The simple elegance and impeccable service was absolutely top quality. People know I like to have a good old moan about hotels and their service but honestly this place
was amazing. We only stayed the one night because a) it was not cheap and b) I don't know how you could possibly be pampered and eat so much food two nights running!
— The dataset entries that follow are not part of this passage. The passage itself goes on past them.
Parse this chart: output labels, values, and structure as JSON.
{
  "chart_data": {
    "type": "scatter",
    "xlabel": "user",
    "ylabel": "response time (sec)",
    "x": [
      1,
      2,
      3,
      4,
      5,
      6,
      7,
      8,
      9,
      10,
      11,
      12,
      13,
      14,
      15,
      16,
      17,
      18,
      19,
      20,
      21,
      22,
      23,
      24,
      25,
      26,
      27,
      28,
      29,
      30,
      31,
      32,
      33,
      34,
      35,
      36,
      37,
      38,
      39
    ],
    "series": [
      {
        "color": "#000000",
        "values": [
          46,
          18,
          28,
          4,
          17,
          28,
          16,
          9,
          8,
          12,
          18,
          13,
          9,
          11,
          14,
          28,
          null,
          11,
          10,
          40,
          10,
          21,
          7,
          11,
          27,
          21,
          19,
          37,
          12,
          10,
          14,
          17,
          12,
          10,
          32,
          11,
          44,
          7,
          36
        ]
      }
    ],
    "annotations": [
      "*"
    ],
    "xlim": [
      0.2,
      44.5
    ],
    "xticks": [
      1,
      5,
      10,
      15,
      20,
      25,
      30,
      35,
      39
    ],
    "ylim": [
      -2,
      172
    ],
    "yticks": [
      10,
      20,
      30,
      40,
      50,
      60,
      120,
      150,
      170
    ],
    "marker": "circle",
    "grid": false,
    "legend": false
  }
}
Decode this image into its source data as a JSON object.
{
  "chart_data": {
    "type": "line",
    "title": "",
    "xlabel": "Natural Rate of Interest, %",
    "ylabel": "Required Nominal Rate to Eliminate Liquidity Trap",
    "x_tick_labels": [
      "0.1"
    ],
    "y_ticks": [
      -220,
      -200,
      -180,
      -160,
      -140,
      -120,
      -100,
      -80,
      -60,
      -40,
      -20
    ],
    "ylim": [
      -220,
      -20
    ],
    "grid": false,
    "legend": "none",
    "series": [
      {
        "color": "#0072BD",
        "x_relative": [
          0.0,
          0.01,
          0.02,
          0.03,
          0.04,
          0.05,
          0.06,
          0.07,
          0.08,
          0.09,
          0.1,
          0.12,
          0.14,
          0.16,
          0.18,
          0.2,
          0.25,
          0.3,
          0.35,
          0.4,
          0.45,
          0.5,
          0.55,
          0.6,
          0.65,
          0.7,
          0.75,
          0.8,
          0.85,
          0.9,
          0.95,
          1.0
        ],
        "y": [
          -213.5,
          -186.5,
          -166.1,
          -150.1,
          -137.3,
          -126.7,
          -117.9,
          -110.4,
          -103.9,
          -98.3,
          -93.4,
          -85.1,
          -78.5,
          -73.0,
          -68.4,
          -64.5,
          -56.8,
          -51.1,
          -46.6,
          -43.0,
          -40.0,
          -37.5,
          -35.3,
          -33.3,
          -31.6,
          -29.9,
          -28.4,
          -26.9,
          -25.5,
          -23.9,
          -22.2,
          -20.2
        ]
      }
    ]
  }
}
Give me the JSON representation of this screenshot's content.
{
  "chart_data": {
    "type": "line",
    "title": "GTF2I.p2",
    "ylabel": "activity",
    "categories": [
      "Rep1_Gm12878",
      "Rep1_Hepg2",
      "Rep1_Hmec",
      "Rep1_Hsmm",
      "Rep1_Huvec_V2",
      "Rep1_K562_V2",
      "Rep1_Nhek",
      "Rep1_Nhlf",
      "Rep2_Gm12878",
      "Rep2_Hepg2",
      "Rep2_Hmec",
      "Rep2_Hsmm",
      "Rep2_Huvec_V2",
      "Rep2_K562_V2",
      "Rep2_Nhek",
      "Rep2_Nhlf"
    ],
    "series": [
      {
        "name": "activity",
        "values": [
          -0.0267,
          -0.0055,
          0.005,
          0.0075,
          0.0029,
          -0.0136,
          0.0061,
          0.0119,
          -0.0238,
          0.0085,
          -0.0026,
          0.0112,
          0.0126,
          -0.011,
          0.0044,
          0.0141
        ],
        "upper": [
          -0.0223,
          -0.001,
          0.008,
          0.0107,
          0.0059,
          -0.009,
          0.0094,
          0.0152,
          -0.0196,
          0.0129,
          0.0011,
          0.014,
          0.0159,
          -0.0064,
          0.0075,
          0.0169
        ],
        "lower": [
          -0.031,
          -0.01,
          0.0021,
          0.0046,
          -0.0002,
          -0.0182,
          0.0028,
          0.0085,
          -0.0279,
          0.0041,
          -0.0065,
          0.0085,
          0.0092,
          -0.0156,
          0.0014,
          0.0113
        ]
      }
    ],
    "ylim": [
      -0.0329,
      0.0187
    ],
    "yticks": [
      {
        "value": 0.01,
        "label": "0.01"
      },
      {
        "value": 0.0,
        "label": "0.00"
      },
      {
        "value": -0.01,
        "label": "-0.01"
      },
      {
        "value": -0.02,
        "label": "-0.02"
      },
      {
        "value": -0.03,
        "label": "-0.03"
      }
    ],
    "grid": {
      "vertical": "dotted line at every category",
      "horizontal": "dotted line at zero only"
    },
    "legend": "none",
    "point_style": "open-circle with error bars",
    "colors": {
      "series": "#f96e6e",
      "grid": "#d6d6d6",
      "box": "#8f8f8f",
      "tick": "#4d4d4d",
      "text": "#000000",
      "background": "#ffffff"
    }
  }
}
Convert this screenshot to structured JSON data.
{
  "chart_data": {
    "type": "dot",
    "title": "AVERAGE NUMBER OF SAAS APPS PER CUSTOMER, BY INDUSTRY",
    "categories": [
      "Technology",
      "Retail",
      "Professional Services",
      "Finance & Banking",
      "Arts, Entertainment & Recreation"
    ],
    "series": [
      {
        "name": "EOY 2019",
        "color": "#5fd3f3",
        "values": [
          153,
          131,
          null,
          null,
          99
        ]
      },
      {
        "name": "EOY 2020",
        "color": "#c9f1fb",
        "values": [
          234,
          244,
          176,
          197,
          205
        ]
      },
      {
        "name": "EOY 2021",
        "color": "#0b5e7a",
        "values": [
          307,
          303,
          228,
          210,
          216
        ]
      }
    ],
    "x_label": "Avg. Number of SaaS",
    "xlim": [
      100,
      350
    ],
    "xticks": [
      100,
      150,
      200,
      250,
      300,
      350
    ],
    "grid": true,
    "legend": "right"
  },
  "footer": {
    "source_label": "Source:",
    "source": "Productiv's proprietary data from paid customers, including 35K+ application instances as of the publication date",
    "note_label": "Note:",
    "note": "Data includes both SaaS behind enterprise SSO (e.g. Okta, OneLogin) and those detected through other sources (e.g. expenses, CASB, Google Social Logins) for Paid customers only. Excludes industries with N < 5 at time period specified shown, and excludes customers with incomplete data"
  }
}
As a home to artisans shopping in Kyoto for more traditional items is much better than in Tokyo. We were recommended a road called Kawaramachi Dori by our hotel to seek gifts, which we did. The areas around Shinmonzen Dori, Shijo Dori and Sanjo Dori are also excellent for browsing but if you want a one-stop-shop then visit the Kyoto Craft Centre
, you won't be disappointed.
Take a walk through the eye-popping Nishiki Market
(right) to watch the locals buy their week's provisions. Goods of all descriptions and some I couldn't possibly decribe fall out onto the street. There are samples aplenty but if you are picky be careful, as often you won't know what you've just eaten.
I adored Kyoto, whereas Tokyo was very obviously culturally different, it was after all a huge and busy city, like many others on the planet. Kyoto hasn't escaped the modern world but this is also the centre of the Japan's heritage and you can see it everywhere.
Kyoto was Japan's capital for more than 1,000 years from 794 to the Meiji Restoration
in 1868, when it went to Tokyo. Originally known as Heian-kyo
, the city was and still is, laid out in a grid pattern borrowed from the Chinese with streets running north, south, east, and west. And there I was thinking the American's thought of that! The city is historically very significent and was spared during World War II. You cannot turn a street corner without seeing a beautiful temple, shrine, traditional wooden homes called machiya
or an imperial palace.Ginkakuji
(The Temple of the Silver Pavilion) by the pretty canalside Walk of Philosophy
built in 1264 with its beautiful gardens and fabulous buddhist restaurant
(go for another wonderful experience) Kenninji, which was the first Zen temple to be established in Japan, and Chionin
, with it's 80ft gate, were just four temples we spent some time at - there are over 2,000 altogether!
History smiles at you from every corner, there are 17 World Heritage Sites in Kyoto and walking around places such as Gion, Arashiyama with it's lake and Gion with it's canals transport you not only to another era but a different world.
At night the areas of Shinmonzen and Gion are alive with activity. Gion Corner
is a touristy but easy way to see Kyoto's various arts. Tiny bars and cafes sit next to lavish restaurants, tea houses (ochaya
) and some less than salubrious joints where I believe Japanese men find their fun before heading off to the capsule
for the night.
My lasting memory of Kyoto though was mooching around the cobbled streets of Hanami-koji and by the Shirakara Canal at night and seeing the geisha
girls or geiko
as they are called here. Immaculate and beautiful, doll-like, with their faces 'painted' white, they shuffled along the streets between appointments, hefty wooden sandals covering little feet. I grappled for my camera but just stood and watched as they hurried past. Fantastic. Kyoto, memories of a geisha indeed.